11.5. Security Considerations

Containers use the kernel of the host system. This exposes an attack surface for malicious users. In general, full virtual machines provide better isolation. This should be considered if containers are provided to unknown or untrusted people.

To reduce the attack surface, LXC uses many security features like AppArmor, CGroups and kernel namespaces.

AppArmor profiles are used to restrict access to possibly dangerous actions. Some system calls, i.e. mount, are prohibited from execution.

To trace AppArmor activity, use:

# dmesg | grep apparmor

Although it is not recommended, AppArmor can be disabled for a container. This brings security risks with it. Some syscalls can lead to privilege escalation when executed within a container if the system is misconfigured or if a LXC or Linux Kernel vulnerability exists.

To disable AppArmor for a container, add the following line to the container configuration file located at /etc/pve/lxc/CTID.conf:

lxc.apparmor.profile = unconfined

cgroup is a kernel mechanism used to hierarchically organize processes and distribute system resources.

The main resources controlled via cgroups are CPU time, memory and swap limits, and access to device nodes. cgroups are also used to "freeze" a container before taking snapshots.

There are 2 versions of cgroups currently available, legacy and cgroupv2.

Since Proxmox VE 7.0, the default is a pure cgroupv2 environment. Previously a "hybrid" setup was used, where resource control was mainly done in cgroupv1 with an additional cgroupv2 controller which could take over some subsystems via the cgroup_no_v1 kernel command line parameter. (See the kernel parameter documentation for details.)

The main difference between pure cgroupv2 and the old hybrid environments regarding Proxmox VE is that with cgroupv2 memory and swap are now controlled independently. The memory and swap settings for containers can map directly to these values, whereas previously only the memory limit and the limit of the sum of memory and swap could be limited.

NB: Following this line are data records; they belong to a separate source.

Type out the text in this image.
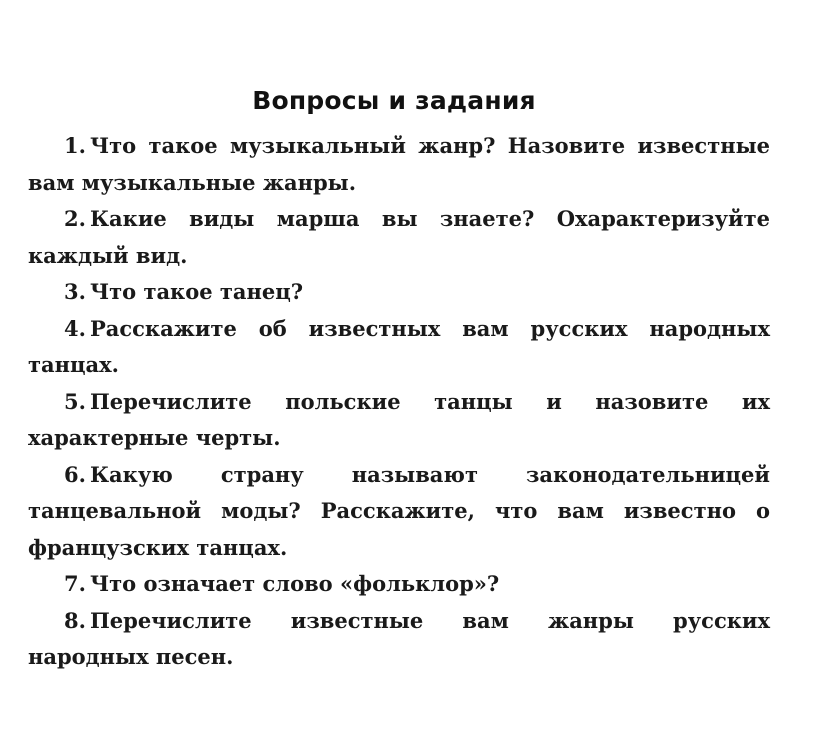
Вопросы и задания
1. Что такое музыкальный жанр? Назовите известные вам музыкальные жанры.
2. Какие виды марша вы знаете? Охарактеризуйте каждый вид.
3. Что такое танец?
4. Расскажите об известных вам русских народных танцах.
5. Перечислите польские танцы и назовите их характерные черты.
6. Какую страну называют законодательницей танцевальной моды? Расскажите, что вам известно о французских танцах.
7. Что означает слово «фольклор»?
8. Перечислите известные вам жанры русских народных песен.
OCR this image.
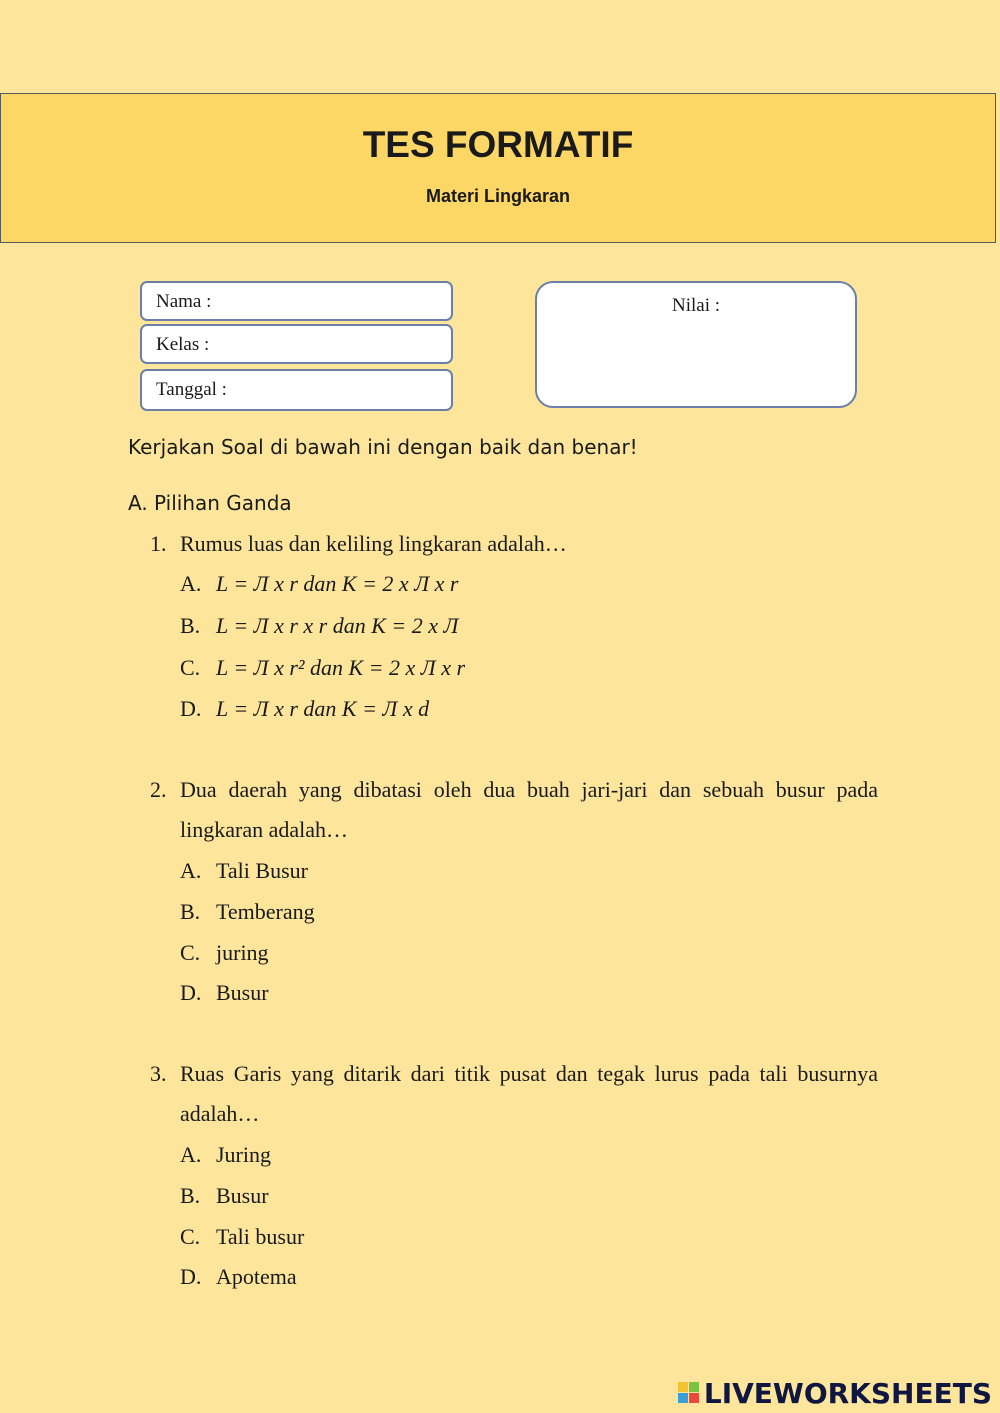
TES FORMATIF
Materi Lingkaran
Nama :
Kelas :
Tanggal :
Nilai :
Kerjakan Soal di bawah ini dengan baik dan benar!
A. Pilihan Ganda
1. Rumus luas dan keliling lingkaran adalah…
A. L = Л x r dan K = 2 x Л x r
B. L = Л x r x r dan K = 2 x Л
C. L = Л x r² dan K = 2 x Л x r
D. L = Л x r dan K = Л x d
2. Dua daerah yang dibatasi oleh dua buah jari-jari dan sebuah busur pada lingkaran adalah…
A. Tali Busur
B. Temberang
C. juring
D. Busur
3. Ruas Garis yang ditarik dari titik pusat dan tegak lurus pada tali busurnya adalah…
A. Juring
B. Busur
C. Tali busur
D. Apotema
LIVEWORKSHEETS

Another important difference is that the devices controller is configured in a completely different way. Because of this, file system quotas are currently not supported in a pure cgroupv2 environment.

cgroupv2 support by the container’s OS is needed to run in a pure cgroupv2 environment. Containers running systemd version 231 or newer support cgroupv2 [44], as do containers not using systemd as init system [45].

Note

CentOS 7 and Ubuntu 16.10 are two prominent Linux distributions releases, which have a systemd version that is too old to run in a cgroupv2 environment, you can either

  • Upgrade the whole distribution to a newer release. For the examples above, that could be Ubuntu 18.04 or 20.04, and CentOS 8 (or RHEL/CentOS derivatives like AlmaLinux or Rocky Linux). This has the benefit to get the newest bug and security fixes, often also new features, and moving the EOL date in the future.
  • Upgrade the Containers systemd version. If the distribution provides a backports repository this can be an easy and quick stop-gap measurement.
  • Move the container, or its services, to a Virtual Machine. Virtual Machines have a much less interaction with the host, that’s why one can install decades old OS versions just fine there.
  • Switch back to the legacy cgroup controller. Note that while it can be a valid solution, it’s not a permanent one. There’s a high likelihood that a future Proxmox VE major release, for example 8.0, cannot support the legacy controller anymore.


[44] this includes all newest major versions of container templates shipped by Proxmox VE

[45] for example Alpine Linux